Le premier verset de la parashat Lekh Lekha[1] annonce immédiatement l’injonction principale qui va traverser comme un fil rouge toute la parashah et, sans l’ombre d’un doute, tout le TaNaKh, la Bible hébraïque.
| א וַיֹּאמֶר יְהוָה אֶל-אַבְרָם לֶךְ-לְךָ מֵאַרְצְךָ וּמִמּוֹלַדְתְּךָ וּמִבֵּית אָבִיךָ אֶל-הָאָרֶץ אֲשֶׁר אַרְאֶךָּ. (בראשית יב:א) | 1 Et l’Éternel avait dit à Abram: “Marche pour toi en abandonnant ta terre et ton lieu natal [matrie] et la maison de ton père, pour aller vers la terre que je te montrerai. (Genèse 12:1) |
Si le nom explicite de la terre de Cana’an n’apparaît pas dans le premier verset de la parashah, il est déjà mentionné à la fin de la parashat Noa’h, quand Tera’h, le père d’Avraham, dirige ses pas vers “le pays de Cana’an”.

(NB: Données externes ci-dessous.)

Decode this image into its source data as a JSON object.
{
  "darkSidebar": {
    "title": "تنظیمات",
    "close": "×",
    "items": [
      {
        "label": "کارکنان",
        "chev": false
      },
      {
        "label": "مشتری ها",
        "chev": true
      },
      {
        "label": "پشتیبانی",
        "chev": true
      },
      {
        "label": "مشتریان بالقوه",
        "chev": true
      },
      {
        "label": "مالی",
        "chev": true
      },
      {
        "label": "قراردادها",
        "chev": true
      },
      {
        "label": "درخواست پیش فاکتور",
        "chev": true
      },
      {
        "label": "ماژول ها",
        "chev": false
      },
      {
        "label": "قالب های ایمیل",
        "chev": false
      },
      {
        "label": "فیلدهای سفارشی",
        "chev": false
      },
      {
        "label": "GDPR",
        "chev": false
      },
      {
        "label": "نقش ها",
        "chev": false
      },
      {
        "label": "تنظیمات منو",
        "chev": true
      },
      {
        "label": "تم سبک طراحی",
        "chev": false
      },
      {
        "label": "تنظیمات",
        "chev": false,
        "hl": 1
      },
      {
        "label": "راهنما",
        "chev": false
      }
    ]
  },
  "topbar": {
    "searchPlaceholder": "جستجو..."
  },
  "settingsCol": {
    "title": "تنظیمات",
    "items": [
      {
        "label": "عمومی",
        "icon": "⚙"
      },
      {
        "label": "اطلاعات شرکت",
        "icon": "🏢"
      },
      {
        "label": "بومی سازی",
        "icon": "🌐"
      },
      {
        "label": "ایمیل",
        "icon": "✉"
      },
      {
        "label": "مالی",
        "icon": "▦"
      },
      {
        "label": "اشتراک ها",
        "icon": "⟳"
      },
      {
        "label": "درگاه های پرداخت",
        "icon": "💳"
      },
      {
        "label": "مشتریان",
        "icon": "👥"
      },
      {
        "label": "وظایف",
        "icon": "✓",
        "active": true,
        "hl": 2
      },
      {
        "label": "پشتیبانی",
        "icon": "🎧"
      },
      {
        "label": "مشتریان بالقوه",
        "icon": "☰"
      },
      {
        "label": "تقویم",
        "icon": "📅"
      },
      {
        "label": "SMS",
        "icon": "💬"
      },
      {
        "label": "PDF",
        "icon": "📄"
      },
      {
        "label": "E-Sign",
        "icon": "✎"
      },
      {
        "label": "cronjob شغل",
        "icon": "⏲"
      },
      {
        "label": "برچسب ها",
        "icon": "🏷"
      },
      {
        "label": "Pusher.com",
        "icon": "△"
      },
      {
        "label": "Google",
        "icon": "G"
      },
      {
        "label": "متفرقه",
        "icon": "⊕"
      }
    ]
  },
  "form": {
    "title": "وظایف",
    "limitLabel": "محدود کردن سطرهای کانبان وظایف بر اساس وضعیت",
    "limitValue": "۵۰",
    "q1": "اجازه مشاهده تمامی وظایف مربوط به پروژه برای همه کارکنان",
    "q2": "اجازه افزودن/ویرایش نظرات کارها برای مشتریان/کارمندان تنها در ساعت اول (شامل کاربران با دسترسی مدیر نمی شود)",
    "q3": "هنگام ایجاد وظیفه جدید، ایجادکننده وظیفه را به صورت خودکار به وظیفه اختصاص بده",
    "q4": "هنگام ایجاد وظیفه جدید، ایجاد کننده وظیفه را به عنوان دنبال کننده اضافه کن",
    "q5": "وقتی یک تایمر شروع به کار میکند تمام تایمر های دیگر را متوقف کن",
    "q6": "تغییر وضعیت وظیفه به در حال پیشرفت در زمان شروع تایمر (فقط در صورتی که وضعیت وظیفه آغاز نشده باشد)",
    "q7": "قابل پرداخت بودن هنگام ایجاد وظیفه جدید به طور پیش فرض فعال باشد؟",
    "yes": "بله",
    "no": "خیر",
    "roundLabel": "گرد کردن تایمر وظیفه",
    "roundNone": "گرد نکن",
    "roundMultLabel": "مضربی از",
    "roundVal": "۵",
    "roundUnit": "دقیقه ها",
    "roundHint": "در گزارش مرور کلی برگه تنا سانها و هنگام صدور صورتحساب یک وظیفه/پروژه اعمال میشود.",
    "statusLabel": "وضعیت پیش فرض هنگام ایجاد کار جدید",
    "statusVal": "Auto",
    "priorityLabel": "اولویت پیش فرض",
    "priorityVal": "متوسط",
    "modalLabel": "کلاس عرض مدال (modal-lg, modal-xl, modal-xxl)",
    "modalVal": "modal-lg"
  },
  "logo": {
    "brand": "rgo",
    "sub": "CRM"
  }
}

| לא וַיִּקַּח תֶּרַח אֶת-אַבְרָם בְּנוֹ וְאֶת-לוֹט בֶּן-הָרָן בֶּן-בְּנוֹ וְאֵת שָׂרַי כַּלָּתוֹ אֵשֶׁת אַבְרָם בְּנוֹ וַיֵּצְאוּ אִתָּם מֵאוּר כַּשְׂדִּים לָלֶכֶת אַרְצָה כְּנַעַן וַיָּבֹאוּ עַד-חָרָן וַיֵּשְׁבוּ שָׁם. (בראשית יא:לא) | 31 Et Tera’h emmena Abram son fils, Loth fils de Harân son petit fils, et Saraï sa bru, épouse d’Abram son fils; ils sortirent ensemble d’Our Kasdim pour se rendre au pays de Canaan, allèrent jusqu’à Harân et s’y fixèrent. (Genèse 11:31) |
Au début de notre parashah, Avraham termine le périple commencé par son père:
| ה וַיִּקַּח אַבְרָם אֶת-שָׂרַי אִשְׁתּוֹ וְאֶת-לוֹט בֶּן-אָחִיו וְאֶת-כָּל-רְכוּשָׁם אֲשֶׁר רָכָשׁוּ וְאֶת-הַנֶּפֶשׁ אֲשֶׁר-עָשׂוּ בְחָרָן וַיֵּצְאוּ, לָלֶכֶת אַרְצָה כְּנַעַן וַיָּבֹאוּ אַרְצָה כְּנָעַן. (בראשית יב:ה) | 5 “Et Abram prit Saraï son épouse, Loth fils de son frère, et tous les biens et les gens qu’ils avaient acquis à Harân. Ils partirent pour se rendre dans le pays de Cana’an, et ils arrivèrent au pays de Cana’an (Genèse 12:5) |
La mitsvah de cette marche montante vers Erets Israël – הָעֲלִיָּה la ‘Alyah – se superpose à la mitsvah de יִשּׁוּב הָאָרֶץ Yishouv HaArets, le fait de s’implanter et vivre perpétuellement en Erets Israël, thème sur lequel nous reviendrons en d’autres occasions.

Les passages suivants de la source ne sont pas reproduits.